The sale of .org a big concern for non-profit organizations
A private equity firm will soon run the internet’s top domain name extension for non-profits after purchasing the non-profit organization that runs it. Millions of non-profits around the world rely on .org domain. Yet, the Internet Society, the American nonprofit organization founded in 1992 to provide leadership in internet-related standards, decided to sell it, causing concern that fees to renew domain names will drastically increase in order for the firm to recoup its billion-dollar investment. Proponents of the deal reasoned that competition will keep renewal prices in check, but non-profit associations with established web addresses are wary to risk changing their web address and losing their online identity—in doing so, organizations may not be found by clients and donors under a new web address.

HUD’s attack on core civil rights tool opens the door for discrimination
Consumer Action joined hundreds of organizations in submitting comments in response to a Department of Housing & Urban Development proposed rule that would gut an essential civil rights tool.
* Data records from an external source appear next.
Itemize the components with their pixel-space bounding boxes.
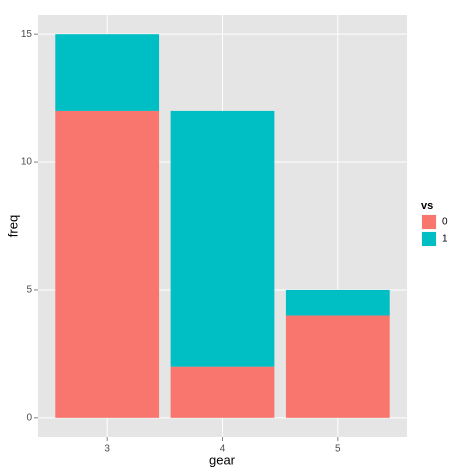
legend-title: vs xyxy=(421,200,433,212)
x-axis-title: gear xyxy=(209,452,236,467)
y-tick-label: 15 xyxy=(21,29,33,40)
bar-segment xyxy=(170,110,275,367)
y-axis-title: freq xyxy=(5,215,20,237)
legend-key xyxy=(422,232,436,246)
x-tick-label: 5 xyxy=(335,444,341,455)
bar-segment xyxy=(55,34,160,111)
legend-label: 1 xyxy=(442,234,448,245)
bar-segment xyxy=(285,289,390,316)
legend-label: 0 xyxy=(442,217,448,228)
bar-segment xyxy=(55,110,160,418)
bar-segment xyxy=(285,315,390,418)
legend-key xyxy=(422,215,436,229)
x-tick-label: 4 xyxy=(220,444,226,455)
y-tick-label: 10 xyxy=(21,157,33,168)
y-tick-label: 5 xyxy=(26,285,32,296)
x-tick-label: 3 xyxy=(104,444,110,455)
y-tick-label: 0 xyxy=(26,412,32,423)
bar-segment xyxy=(170,366,275,418)
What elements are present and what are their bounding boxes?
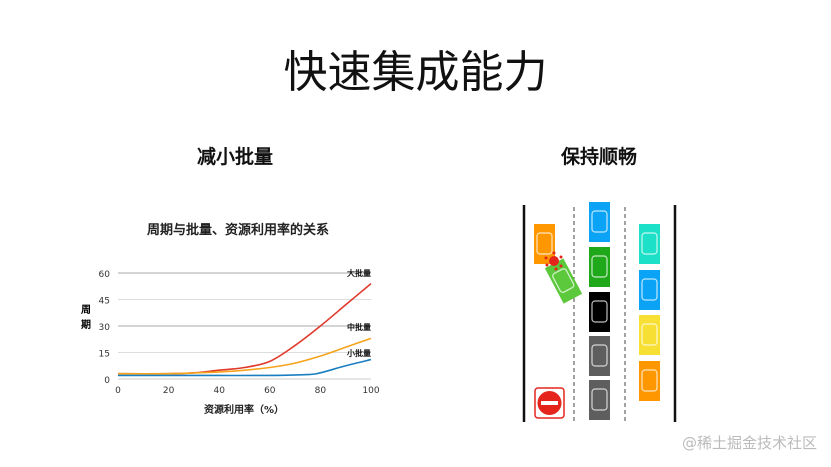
series-label: 小批量 [346, 348, 371, 358]
y-axis-label-1: 周 [81, 304, 91, 316]
x-tick-label: 40 [213, 386, 225, 396]
x-tick-label: 20 [163, 386, 175, 396]
x-axis-label: 资源利用率（%） [204, 403, 284, 416]
watermark: @稀土掘金技术社区 [681, 434, 817, 452]
x-tick-label: 60 [264, 386, 276, 396]
car-icon [589, 292, 610, 332]
car-icon [639, 270, 660, 310]
crash-icon [544, 251, 563, 271]
series-line-2 [118, 358, 372, 377]
right-heading: 保持顺畅 [560, 146, 637, 168]
left-heading: 减小批量 [196, 146, 273, 168]
y-axis-label-2: 期 [81, 318, 91, 331]
car-icon [589, 247, 610, 287]
car-icon [639, 361, 660, 401]
slide-title: 快速集成能力 [283, 47, 548, 98]
car-icon [534, 224, 555, 264]
y-tick-label: 15 [99, 350, 110, 360]
y-tick-label: 30 [99, 323, 111, 333]
car-icon [639, 315, 660, 355]
y-tick-label: 0 [104, 376, 110, 386]
series-label: 大批量 [347, 268, 371, 278]
series-label: 中批量 [347, 322, 371, 332]
x-tick-label: 80 [315, 386, 327, 396]
car-icon [589, 336, 610, 376]
chart-title: 周期与批量、资源利用率的关系 [147, 222, 329, 238]
y-tick-label: 45 [99, 297, 110, 307]
series-line-1 [117, 337, 372, 375]
x-tick-label: 100 [362, 386, 379, 396]
car-icon [639, 224, 660, 264]
car-icon [589, 380, 610, 420]
y-tick-label: 60 [99, 270, 111, 280]
car-icon [544, 258, 583, 304]
no-entry-sign-icon [534, 387, 565, 419]
car-icon [589, 202, 610, 242]
x-tick-label: 0 [115, 386, 121, 396]
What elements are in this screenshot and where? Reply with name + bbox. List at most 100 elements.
The Trump administration’s proposal would severely weaken a critical tool for addressing housing discrimination under the Fair Housing Act, called “disparate impact.” This is one of the Trump administration’s most extreme moves to dismantle anti-discrimination laws.

New proposed rule empowers debt collects and their attorneys
In an effort to update the rule that governs debt collectors, the Consumer Financial Protection Bureau released a proposed rule that would make debt collector harassment worse for consumers.

Revamping the CFPB’s “Qualified Mortgage” standard could impact credit availability
The Consumer Financial Protection Bureau’s (CFPB) proposed changes to the Qualified Mortgage (QM) definition would allow the government-sponsored enterprise (GSE) patch to sunset in 2021. Advocates warn that terminating the patch could cut off adequate access to mortgage credit to borrowers who are self-employed or more likely to work non-traditional jobs and don’t often conform to traditional QM standards, including borrowers of color and borrowers with student debt.

Relaxing fair lending laws would make it harder to prove discrimination
Consumer Action joined coalition advocates in urging the Consumer Financial Protection Bureau to abandon its recently-proposed rule that would undermine the ability to enforce fair lending laws and prevent discrimination in the mortgage lending market.

Flawed HUD report lets Bank of America off the hook for possible lending violations
Consumer Action joined a group letter to the Department of Housing and Urban Development (HUD) to express serious concerns regarding a recent flawed report that incorrectly concluded that Bank of America complied with HUD rules prior to selling defaulted loans through its Distressed Asset Stabilization Program. The report relied on an inadequate sampling of loans, relied completely on Bank of America’s files, and did not include critical input from U.S. Federal Housing Administration (FHA) insured borrowers.

Advocates tackle data-driven discrimination
Big Data has the potential to create racial and social inequalities, and make existing discrimination even worse. While civil rights protections have existed in brick-and-mortar commerce for decades, they are largely missing from the internet economy. Online services should not be permitted to use consumer data to discriminate against protected classes or deny them opportunities in commerce, housing, employment, or full participation in our democracy.

How the government shutdown puts working families at risk
As the longest federal government shutdown in our nation’s history drags on, advocates raised concern as to how working families could potentially be harmed long after the government reopens its doors. Without a paycheck, federal employees fear losing their homes, consider risky financial loans in lieu of income, tax credits and refunds, and worry about the lasting impact that missed bill payments will have on their credit.